Smith's version of Neville is pure anti-hero; gym-bodied and dumb as a doorknob. He doesn't train the pooch, he doesn't catch prey for food, despite an arsenal of automatic weapons, and he literally walks into a trap. When shrieking corpses impossibly trace him to his presumably impenetrable fortress, he fumbles with floodlights—the undead flee from light—and fails to shoot straight. "Light up the darkness," the movie's churchy theme instructs with the soul of a Malibu mystic—heck, Neville can't even light up his apartment in time to fend off an attack.
Instead, he listens to dreadlocked hippie music, zips around in a product placement and flashes back to his wife and kid—as emotionally involving as a tube of toothpaste—and talks to mannequins that may or may not be real. At some point, especially after Sam is killed, one begins to root for the squealing demons.
The action looks fake, particularly at night, or when speed is in play, or when monsters are on the prowl, and images resemble a video game.

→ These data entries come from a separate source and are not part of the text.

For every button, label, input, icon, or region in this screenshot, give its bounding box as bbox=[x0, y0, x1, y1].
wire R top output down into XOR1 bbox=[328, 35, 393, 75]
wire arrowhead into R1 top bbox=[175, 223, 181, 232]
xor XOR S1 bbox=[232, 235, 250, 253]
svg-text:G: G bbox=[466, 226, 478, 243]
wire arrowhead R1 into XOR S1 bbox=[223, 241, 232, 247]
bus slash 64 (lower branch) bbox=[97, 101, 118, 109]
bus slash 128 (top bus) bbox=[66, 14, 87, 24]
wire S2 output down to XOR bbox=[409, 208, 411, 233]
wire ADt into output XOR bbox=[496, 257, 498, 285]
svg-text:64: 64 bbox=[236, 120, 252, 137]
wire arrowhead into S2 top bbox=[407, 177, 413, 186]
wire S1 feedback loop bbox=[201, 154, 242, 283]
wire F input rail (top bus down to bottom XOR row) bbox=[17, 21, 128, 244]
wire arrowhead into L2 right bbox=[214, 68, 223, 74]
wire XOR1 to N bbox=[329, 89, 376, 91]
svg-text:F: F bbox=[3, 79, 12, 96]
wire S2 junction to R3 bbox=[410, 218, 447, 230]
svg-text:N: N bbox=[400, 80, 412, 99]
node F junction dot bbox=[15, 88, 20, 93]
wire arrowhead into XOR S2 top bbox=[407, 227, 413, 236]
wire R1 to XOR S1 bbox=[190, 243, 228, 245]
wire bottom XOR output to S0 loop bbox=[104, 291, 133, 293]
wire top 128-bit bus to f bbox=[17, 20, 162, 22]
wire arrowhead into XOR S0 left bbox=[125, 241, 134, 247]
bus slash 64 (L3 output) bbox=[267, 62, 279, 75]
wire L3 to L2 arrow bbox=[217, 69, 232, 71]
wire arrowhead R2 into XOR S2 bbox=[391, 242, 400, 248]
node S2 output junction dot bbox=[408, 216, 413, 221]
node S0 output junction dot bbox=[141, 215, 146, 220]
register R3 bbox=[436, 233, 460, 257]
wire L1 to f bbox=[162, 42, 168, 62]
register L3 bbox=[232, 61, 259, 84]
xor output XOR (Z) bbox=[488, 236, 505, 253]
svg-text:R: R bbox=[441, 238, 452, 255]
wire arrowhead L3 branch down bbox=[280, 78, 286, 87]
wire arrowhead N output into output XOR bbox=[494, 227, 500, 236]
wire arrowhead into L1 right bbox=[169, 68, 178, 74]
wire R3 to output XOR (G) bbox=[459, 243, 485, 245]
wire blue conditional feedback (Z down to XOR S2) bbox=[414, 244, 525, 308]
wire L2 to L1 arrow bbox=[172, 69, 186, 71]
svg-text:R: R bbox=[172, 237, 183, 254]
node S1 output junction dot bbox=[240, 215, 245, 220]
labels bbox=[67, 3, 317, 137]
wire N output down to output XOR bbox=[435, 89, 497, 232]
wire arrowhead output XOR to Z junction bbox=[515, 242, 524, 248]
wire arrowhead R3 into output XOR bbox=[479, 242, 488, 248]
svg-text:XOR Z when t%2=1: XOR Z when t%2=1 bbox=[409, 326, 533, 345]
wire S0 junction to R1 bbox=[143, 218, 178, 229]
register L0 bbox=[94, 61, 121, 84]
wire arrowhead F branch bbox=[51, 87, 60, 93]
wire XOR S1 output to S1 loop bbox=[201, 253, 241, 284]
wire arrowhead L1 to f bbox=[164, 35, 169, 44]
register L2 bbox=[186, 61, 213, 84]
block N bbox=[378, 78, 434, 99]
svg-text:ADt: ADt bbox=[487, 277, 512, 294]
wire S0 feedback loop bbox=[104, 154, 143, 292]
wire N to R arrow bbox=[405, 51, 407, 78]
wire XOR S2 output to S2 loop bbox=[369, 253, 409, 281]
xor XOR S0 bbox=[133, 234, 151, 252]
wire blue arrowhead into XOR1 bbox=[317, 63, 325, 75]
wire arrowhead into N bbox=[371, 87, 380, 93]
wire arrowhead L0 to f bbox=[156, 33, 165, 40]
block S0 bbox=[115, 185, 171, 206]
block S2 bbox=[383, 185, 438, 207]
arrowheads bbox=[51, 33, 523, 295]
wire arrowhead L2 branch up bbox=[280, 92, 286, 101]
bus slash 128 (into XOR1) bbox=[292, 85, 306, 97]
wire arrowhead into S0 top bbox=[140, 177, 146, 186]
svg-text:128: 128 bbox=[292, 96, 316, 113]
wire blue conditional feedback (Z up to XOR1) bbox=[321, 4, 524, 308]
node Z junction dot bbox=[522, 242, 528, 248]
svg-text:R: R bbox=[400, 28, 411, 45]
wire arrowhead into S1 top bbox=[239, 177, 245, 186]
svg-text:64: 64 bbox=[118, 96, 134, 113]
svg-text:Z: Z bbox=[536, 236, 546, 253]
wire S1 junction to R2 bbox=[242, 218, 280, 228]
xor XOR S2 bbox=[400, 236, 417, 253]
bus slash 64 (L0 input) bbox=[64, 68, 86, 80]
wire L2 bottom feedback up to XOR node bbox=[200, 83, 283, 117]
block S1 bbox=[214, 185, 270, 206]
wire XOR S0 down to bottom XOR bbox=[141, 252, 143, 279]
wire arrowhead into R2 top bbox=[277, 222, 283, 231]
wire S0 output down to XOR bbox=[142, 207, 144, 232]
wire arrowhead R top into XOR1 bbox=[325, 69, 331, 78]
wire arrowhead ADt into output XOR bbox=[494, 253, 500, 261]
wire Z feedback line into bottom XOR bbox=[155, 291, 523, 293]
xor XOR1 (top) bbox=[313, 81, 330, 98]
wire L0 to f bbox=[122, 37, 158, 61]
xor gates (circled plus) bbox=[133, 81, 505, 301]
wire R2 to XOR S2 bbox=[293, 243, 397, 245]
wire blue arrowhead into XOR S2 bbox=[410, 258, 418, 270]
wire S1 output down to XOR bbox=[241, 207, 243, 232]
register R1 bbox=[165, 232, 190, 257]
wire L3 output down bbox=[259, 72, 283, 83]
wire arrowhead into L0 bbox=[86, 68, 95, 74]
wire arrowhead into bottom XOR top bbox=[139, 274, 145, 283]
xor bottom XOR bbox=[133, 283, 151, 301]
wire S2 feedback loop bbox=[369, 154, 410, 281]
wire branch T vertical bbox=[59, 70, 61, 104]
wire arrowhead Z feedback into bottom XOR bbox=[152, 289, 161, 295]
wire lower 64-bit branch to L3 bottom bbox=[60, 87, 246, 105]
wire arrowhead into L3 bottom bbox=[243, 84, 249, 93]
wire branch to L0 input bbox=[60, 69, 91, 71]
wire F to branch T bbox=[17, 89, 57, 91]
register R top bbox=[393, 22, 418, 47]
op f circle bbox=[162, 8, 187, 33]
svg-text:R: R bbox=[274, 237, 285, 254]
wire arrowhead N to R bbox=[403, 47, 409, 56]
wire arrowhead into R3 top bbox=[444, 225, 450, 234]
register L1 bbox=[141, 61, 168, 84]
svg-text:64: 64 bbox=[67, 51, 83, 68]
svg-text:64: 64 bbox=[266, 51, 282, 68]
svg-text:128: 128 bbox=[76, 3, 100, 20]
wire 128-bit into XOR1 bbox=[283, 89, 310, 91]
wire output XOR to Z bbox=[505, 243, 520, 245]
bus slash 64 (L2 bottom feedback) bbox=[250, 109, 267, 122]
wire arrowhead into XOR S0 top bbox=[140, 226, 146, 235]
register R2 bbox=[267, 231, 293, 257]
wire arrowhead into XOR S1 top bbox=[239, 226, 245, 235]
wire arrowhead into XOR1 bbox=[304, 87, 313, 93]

Inconsistencies are numerous; an inhabitant appears to escape bridgeless Manhattan without getting wet. This leads to a place in the sun where there's a giant fence and—dead center—a towering steeple, like a politically correct ending to appease religionists and their fantasy of a land ruled by faith, force and a fence on the border. Not the stuff of legend—this is unqualified horror with nothing to offer.